HealthEquity is notifying 4.3 million individuals of a third-party breach that leaked their personal (PII) and protected health information (PHI) after an unauthorized actor accessed a vendor’s data repository.
With more than 15 million employee benefits accounts, HealthEquity is a third-party administrator (TPA) of employee benefits such as consumer tax-advantaged health savings accounts (HSAs), health reimbursement arrangements (HRAs), and Consolidated Omnibus Budget Reconciliation Act (COBRA) health plans.
On March 25, 2024, the Draper, Utah-based healthcare benefits administrator received an alert of a “system anomaly requiring extensive technical investigation.” HealthEquity launched an investigation and determined on June 26, 2024, that the incident exposed sensitive information.
HealthEquity third-party breach leaked PII and PHI of 4.3m people
A statement published on HealthEquity’s website confirmed that the third-party breach leaked customers’ personal and protected health information.
“Through this work, we discovered some unauthorized access to and potential disclosure of protected health information and/or personally identifiable information stored in an unstructured data repository outside our core systems,” the healthcare provider said.
While the impacted data varied by individual, it included the victim’s name, address, phone number, social security number, employee ID, employer, health card number, health plan member number, dependent information, benefit type, diagnoses, prescription details, and payment card information excluding payment card number, and/or account type.
According to a regulatory data breach notification filed with the Office of the Maine Attorney General, the HealthEquity data breach impacted 4.3 million people who would start receiving notification letters on August 9.
HealthEquity also notified the U.S. Securities and Exchange Commission (SEC) that some compromised information was “transferred off the partner’s systems.”
However, no “malicious code” was installed on the vendor’s systems, and the company’s systems and business operations suffered no disruptions, thus ruling out a ransomware attack.
Although HealthEquity has no evidence of attempted misuse of compromised PII and PHI, it offered two years of free credit identity monitoring, insurance, and restoration services through Equifax.
“We are not aware of any actual or attempted misuse of information because of this incident to date,” said HealthEquity.
The healthcare benefits administrator also advised the third-party breach victims to monitor their accounts for suspicious activity.
“Healthcare entities that use SSNs for customer attribution are forced to include this information in operational data stores and data bases resulting in a more attractive attack surface for cyber criminals (SSNs are easier to monetize for criminals) and this means higher impact for the health digital consumers affected by this incident,” warned Jim Routh, Chief Trust Officer at Saviynt.
Erich Kron, Security Awareness Advocate at KnowBe4, warned that exposing medical information could be embarrassing and enable successful phishing attacks.
“By referencing a procedure or test that an individual might think is private and known only to medical professionals, bad actors can more easily build trust with potential victims,” noted Kron
HealthEquity responds to a third-party breach
The health benefits administrator said it responded by initiating a global password reset, disabling all the impacted vendor’s accounts, terminating all active sessions, blocking all IP addresses associated with the threat actor’s activity, and enhancing its security and monitoring efforts and internal controls.
HealthEquity also formed a special team of internal and external cybersecurity experts to investigate, respond to, and resolve the issue.
Meanwhile, HealthEquity has disclosed that the data breach stemmed from compromised third-party vendor’s user accounts that had access to some of HealthEquity’s systems.
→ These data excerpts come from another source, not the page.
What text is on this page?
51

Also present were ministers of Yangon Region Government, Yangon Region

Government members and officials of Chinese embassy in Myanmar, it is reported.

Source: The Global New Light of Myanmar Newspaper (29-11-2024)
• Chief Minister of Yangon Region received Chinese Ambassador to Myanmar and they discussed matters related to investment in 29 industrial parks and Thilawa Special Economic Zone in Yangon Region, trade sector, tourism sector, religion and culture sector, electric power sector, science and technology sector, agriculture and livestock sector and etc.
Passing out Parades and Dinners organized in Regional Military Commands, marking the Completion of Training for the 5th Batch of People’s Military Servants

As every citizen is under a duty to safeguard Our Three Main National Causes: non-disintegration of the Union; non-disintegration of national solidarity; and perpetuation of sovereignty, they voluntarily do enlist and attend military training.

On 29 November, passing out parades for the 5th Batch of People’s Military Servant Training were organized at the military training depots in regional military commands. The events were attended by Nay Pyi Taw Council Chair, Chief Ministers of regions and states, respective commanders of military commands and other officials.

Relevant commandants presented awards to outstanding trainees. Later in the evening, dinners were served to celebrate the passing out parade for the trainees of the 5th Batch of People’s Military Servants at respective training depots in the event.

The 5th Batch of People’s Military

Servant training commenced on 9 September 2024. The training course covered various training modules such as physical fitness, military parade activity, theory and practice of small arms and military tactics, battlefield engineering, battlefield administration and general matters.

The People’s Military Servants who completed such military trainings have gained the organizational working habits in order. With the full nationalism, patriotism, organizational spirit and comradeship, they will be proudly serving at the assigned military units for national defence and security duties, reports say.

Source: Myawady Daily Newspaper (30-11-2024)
However, the health benefits administrator has not revealed the breached vendor or the threat actor’s identity.
Erfan Shadabi, a cybersecurity expert at comforte AG, noted that the third-party breach “highlighted the urgent need for rigorous vetting and continuous monitoring of all third-party relationships.”
“The increasing frequency of third-party data breaches necessitates a proactive approach to security. Companies must adopt comprehensive vetting processes, regular audits, and robust contractual agreements to enforce strict security standards,” advised Shadabi.
The March 2024 third-party breach marks the second cybersecurity incident that HealthEquity has reported this year.
On May 14, 2024, HealthEquity notified the Kentucky Governor’s office of fraudulent account updates that affected 449 Kentucky Employees’ Health Plan (KEHP) members.
While the Kentucky health plan data breach did not compromise members’ PII or PHI, the threat actors intended to receive fraudulent claim reimbursements via the victims’ accounts.